1400 - Safety round and vitals: BP 130/76, HR 74, RR 16, SpO2 97%, pain 5/10. Patient sat in a chair for 45 minutes and tolerated it well. Reminded to call for assistance before ambulating.

1600 - Vitals and wound reassessment: Surgical site unchanged from 0800. Pain 4/10. Started narrative note for end-of-shift.

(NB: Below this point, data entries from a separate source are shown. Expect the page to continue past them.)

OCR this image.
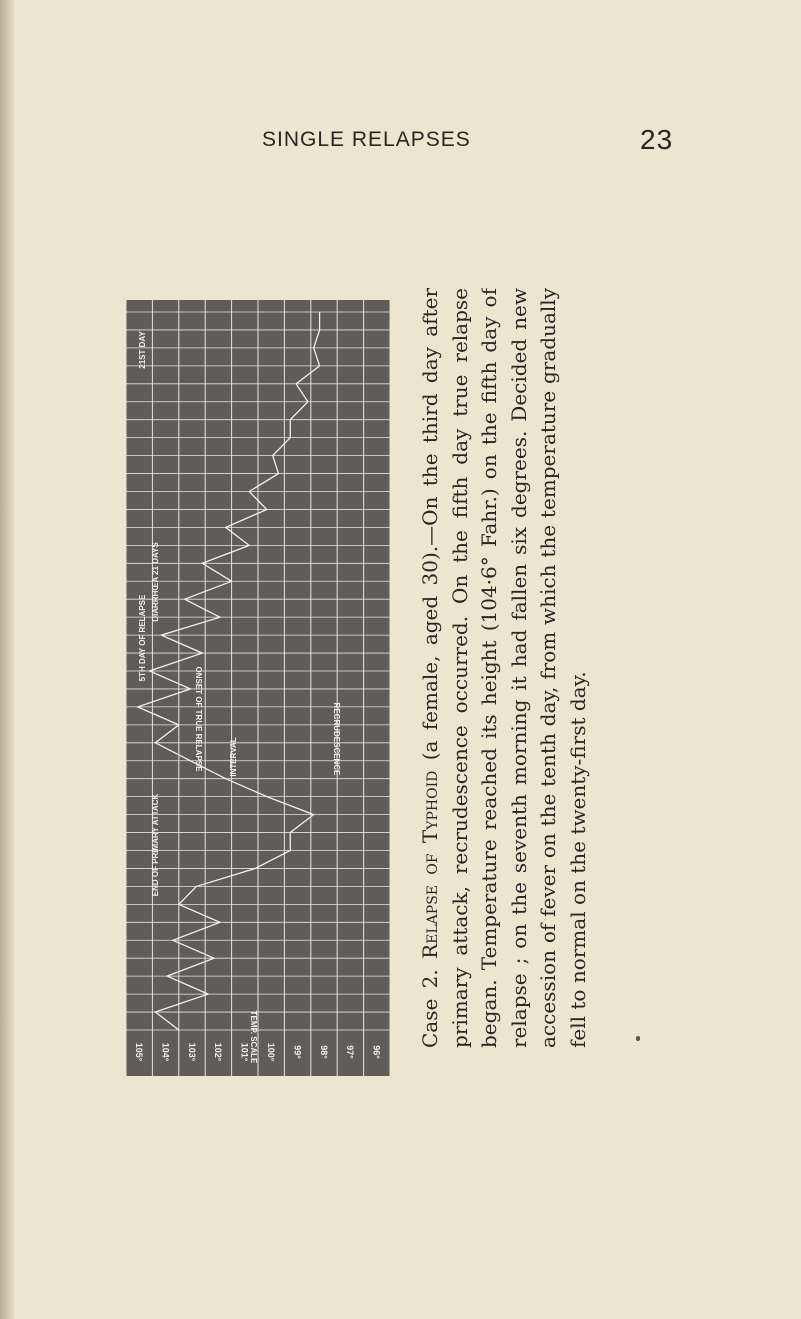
SINGLE RELAPSES	23
21ST DAY
5TH DAY OF RELAPSE
DIARRHŒA 21 DAYS
ONSET OF TRUE RELAPSE
END OF PRIMARY ATTACK
INTERVAL	RECRUDESCENCE
TEMP. SCALE
105° 104° 103° 102° 101° 100° 99° 98° 97° 96°

Case 2. Relapse of Typhoid (a female, aged 30).—On the third day after primary attack, recrudescence occurred. On the fifth day true relapse began. Temperature reached its height (104·6° Fahr.) on the fifth day of relapse ; on the seventh morning it had fallen six degrees. Decided new accession of fever on the tenth day, from which the temperature gradually fell to normal on the twenty-first day.
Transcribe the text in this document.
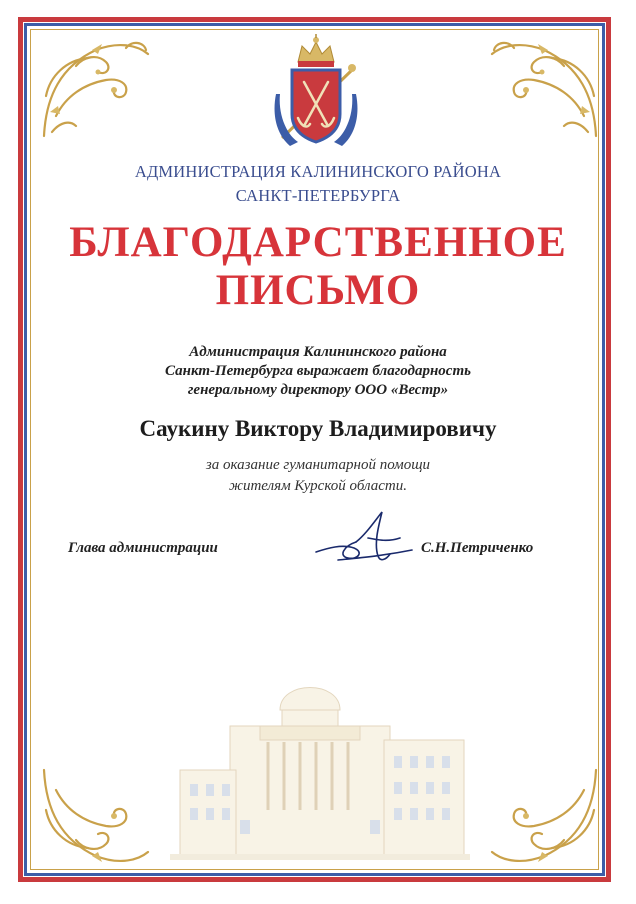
АДМИНИСТРАЦИЯ КАЛИНИНСКОГО РАЙОНА
САНКТ-ПЕТЕРБУРГА
БЛАГОДАРСТВЕННОЕ
ПИСЬМО
Администрация Калининского района
Санкт-Петербурга выражает благодарность
генеральному директору ООО «Вестр»
Саукину Виктору Владимировичу
за оказание гуманитарной помощи
жителям Курской области.
Глава администрации	С.Н.Петриченко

1800 - SBAR handoff to night shift: "Mr. Okafor in 412, 68-year-old, POD 2 right TKR. Had a good day - ambulated 50 feet with PT this morning, pain controlled at 3-5/10 on current regimen. Morse 55, high fall risk, using rolling walker. Surgical site clean, no signs of infection. IV running, site good. No concerns - continue current plan."

Annotations

0800 Assessment:
Covers all 8 categories in one pass: safety (Morse), vitals, wound, IV, head-to-toe, and scoring scales.
1000 Reassessment:
Shows the intervention-response cycle: pain med given → reassessment → improvement documented.
Safety Rounds:
Documented at 1200 and 1400 - shows continuous safety monitoring, not just the start-of-shift baseline.
1800 SBAR:
Concise handoff that hits all the key points: who, what happened today, current status, and plan.

Pro Tips

  • The 0800 Assessment Sets the Baseline for Everything: Take the time to conduct your start-of-shift assessment carefully. Every subsequent entry references this assessment. A thorough 0800 assessment ensures that the rest of your shift's charting consists only of updates and changes from the baseline.
  • Chart in Real-Time as Much as Possible: Document clinical data - vital signs, pain scores, and wound assessments - at the moment for the most accurate results. Although batch charting at the end of a shift is legal, it often results in lower quality. During my clinical rotation, I carried a folded paper in my scrub pocket to jot down quick observations between assessments, then transferred them to the chart.
  • Learn the five scoring scales in under a minute each: Braden, Morse, GCS, pain, and CIWA serve as clinical equivalents to the psychiatric mental status exam. Each scale is standardized and allows for trend analysis. Once you can score them quickly, your charting speed doubles since you won't need to look up subscale definitions each time.
  • If You Don't Know What to Chart, Chart What You Observed: Observations remain a safe choice. For example, "Patient grimacing when repositioned, guarding right knee" accurately reflects what you saw. Interpreting observations, such as stating that the "patient appears to be in pain," requires more clinical judgment. When in doubt, describe what you see.
  • The 8 Categories Correspond to 8 Surveyor Questions: During Joint Commission surveys, surveyors ask specific questions about each category. Documenting each category thoroughly every shift protects the unit as a whole, not just you personally.